Like a flame to gunpowder he exploded. His hands rocketed up to shove her away and a primal growl escaped him. He would kill her. Torture first. He pulled the aether to him, the dark substance forming a wider and wider diameter around his clenched fist while he stomped toward her, her frightened face as she backed away soliciting a sneer. He forced his palm outward, and the small gathering of aether knocked her back. She slid across the floor, but he kept after her. Her mouth moved and she held her hands above her head, but he heard nothing. Felt nothing. He gathered more aether to his fist and the darkness wavered around him like an electric storm.

Stop, Ruxbane pleaded with himself. The heat fluctuated. The gathered force of aether around him smelled like damp Aloman dark stone. If unleashed, it would surely kill Jin. He stared at her through eyes he no longer believed were his own. He was not this primal beast — he couldn’t be, but the heat demanded he do otherwise. It felt good to do things like this — to harm, to kill. The aether grew stronger around him as he prepared to fire it. No!

“Go,” he sputtered. He took a long step back and grimaced at the tremor of holding too much power for too long.

Jin stood and ran. Attack! the heat screeched, though it wasn’t a voice so much as an urge — the excitement of the hunt, of the kill. He obeyed and directed the aether — but not at Jin. He fired the surge of darkness into the empty space of the lab. The cloud cleaved through a table, exploding the beakers, tubes, and equipment along the way. It crashed into the wall on the other side of the lab and sent ripples of energy through the entire room.

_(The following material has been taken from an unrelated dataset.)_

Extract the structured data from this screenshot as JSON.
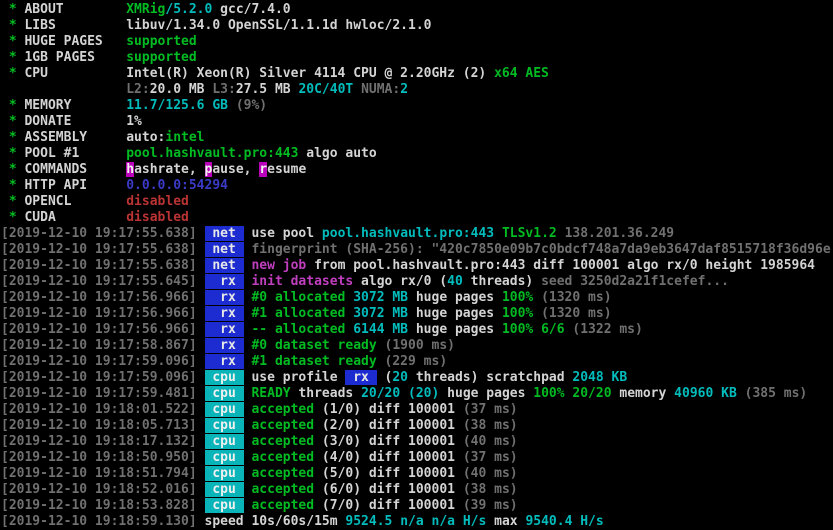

Ruxbane fell to the ground, his breath sucking in and pushing out in shallow, painful gulps. He fought the sensation — that miserable heat.

He would never admit to anyone, ever, that he cried then. Jin had vanished, and his despair drove him to tormenting thoughts. Thoughts that this would never go away, thoughts that he was failing his people. But the thought that tormented him most was that he had almost hurt Jin. No, he had hurt Jin.